Naga, makhluk mitologi yang kerap muncul di dongeng hingga film fiksi, sering digambarkan sebagai makhluk mirip ular dan di beberapa cerita bisa menyemburkan api dari mulutnya. Lalu, jika naga memang ada di kehidupan nyata, bagaimana mereka dapat menyemburkan api dari mulutnya?
Pertanyaan ini kemudian coba dijawab oleh Mark Lorch, Profesor Komunikasi Sains dan Kimia, Universitas Hull.
Mark sempat berkontemplasi, jika naga memang ada mekanisme biologis dan reaksi kimia apa yang mungkin mereka gunakan untuk bisa menyemburkan api di kehidupan nyata. Ia pun mencoba menganalisis hal tersebut.
Mark, dalam tulisannya di The Conversation, menjelaskan untuk menyalakan dan mempertahankan nyala api membutuhkan tiga komponen; bahan bakar, zat pengoksidasi dan sumber panas untuk memulai dan mempertahankan pembakaran.

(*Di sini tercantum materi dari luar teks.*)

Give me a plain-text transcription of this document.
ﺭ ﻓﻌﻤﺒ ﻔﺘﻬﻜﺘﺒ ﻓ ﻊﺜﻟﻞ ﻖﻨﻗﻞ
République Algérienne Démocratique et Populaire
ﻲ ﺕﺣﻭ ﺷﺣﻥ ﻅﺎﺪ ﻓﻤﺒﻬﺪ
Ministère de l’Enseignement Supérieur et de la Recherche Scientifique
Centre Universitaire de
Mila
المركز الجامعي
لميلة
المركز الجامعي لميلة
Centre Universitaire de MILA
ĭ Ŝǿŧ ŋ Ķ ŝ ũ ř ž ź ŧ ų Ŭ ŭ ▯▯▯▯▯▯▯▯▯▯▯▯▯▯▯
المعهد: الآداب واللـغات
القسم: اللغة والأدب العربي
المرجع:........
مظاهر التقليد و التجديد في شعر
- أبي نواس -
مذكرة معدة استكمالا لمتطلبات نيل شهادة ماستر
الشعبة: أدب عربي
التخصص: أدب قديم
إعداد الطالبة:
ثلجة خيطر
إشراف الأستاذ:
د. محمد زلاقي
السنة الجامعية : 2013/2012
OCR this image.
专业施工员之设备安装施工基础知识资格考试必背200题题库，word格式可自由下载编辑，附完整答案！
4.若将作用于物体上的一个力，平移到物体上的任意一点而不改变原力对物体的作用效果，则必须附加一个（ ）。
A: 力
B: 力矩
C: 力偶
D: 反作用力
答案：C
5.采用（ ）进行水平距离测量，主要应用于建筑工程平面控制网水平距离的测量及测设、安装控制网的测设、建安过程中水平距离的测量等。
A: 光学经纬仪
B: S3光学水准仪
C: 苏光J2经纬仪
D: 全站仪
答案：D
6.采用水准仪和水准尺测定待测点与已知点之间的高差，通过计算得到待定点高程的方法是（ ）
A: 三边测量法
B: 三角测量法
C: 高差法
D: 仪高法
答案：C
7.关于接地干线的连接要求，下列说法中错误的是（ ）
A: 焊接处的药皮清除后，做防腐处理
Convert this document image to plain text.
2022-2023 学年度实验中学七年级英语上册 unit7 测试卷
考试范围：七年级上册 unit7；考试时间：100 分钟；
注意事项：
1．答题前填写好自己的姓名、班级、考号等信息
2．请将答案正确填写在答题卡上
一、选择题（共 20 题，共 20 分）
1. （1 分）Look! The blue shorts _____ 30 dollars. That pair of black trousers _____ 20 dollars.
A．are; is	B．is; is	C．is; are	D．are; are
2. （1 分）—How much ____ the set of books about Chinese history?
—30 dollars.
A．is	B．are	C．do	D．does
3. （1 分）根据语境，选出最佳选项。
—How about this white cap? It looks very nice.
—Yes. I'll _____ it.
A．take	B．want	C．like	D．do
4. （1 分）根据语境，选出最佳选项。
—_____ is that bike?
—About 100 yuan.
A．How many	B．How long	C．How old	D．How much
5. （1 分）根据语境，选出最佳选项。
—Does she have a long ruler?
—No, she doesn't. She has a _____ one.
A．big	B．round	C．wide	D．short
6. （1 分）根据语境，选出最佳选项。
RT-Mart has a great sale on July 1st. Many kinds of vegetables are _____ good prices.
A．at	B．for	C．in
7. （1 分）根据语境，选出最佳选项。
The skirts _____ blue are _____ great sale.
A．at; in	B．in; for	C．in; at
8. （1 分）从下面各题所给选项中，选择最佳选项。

“Mari kita mulai dengan bahan bakar. Metana bisa menjadi kandidat. Hewan memproduksinya selama proses pencernaan,” kata Mark dalam tulisan di The Conversation, dikutip Kamis (11/7).
Menurut dia, naga berbahan bakar metana perlu memiliki pola makan dan sistem pencernaan yang lebih mirip dengan sapi untuk menghasilkan gas yang cukup untuk membakar sebuah kota.
Di sisi lain, terdapat masalah terkait penyimpanan gas metana. Menurut Mark sebuah tabung metana biasa mungkin memiliki tekanan 150 atmosfer, sementara usus hewan hanya dapat mentolerir sedikit di atas satu atmosfer.
Oleh karena itu, menurutnya, tidak ada dasar biologis bagi hewan non-laut untuk menyimpan gas di bawah tekanan tinggi.
Mark menjelaskan opsi yang lebih baik adalah cairan, dengan etanol bisa menjadi pilihan.
“Mungkin naga tersebut bisa menyimpan tong berisi ragi yang difermentasi di dalam usus mereka, atau bisa memiliki sistem metabolisme yang mirip dengan anak ikan Devil’s Hole, yang hidup di sumber air panas di Nevada, Amerika Serikat. Dalam kondisi oksigen rendah, ikan-ikan ini beralih ke bentuk respirasi yang menghasilkan etanol,” jelas Mark.
Kendati begitu, penyimpanan sekali lagi menjadi masalah. Menurut Mark etanol bisa dengan cepat melewati membran biologis, sehingga menjaganya tetap pada konsentrasi tinggi dan siap untuk digunakan pada sinyal “api naga” akan membutuhkan biologi dunia lain.
Oleh karena itu, jika tetap berpegang pada penjelasan dengan satu pijakan biologi dunia nyata, pilihannnya adalah sesuatu yang berbasis minyak. Menurutnya minyak bisa menjadi sumber api yang menderu-deru dan ada dasar biologis untuk hal ini pada burung camar jenis fulmar.
Mark mengatakan burung-burung ini menghasilkan minyak perut yang kaya energi yang dimuntahkan untuk memberi makan anak-anak mereka. Minyak tersebut juga berfungsi sebagai pencegah.
Saat terancam, fulmar memuntahkan minyak yang lengket dan berbau itu ke arah predator. Untungnya, burung camar belum berevolusi untuk menyalakan muntahannya.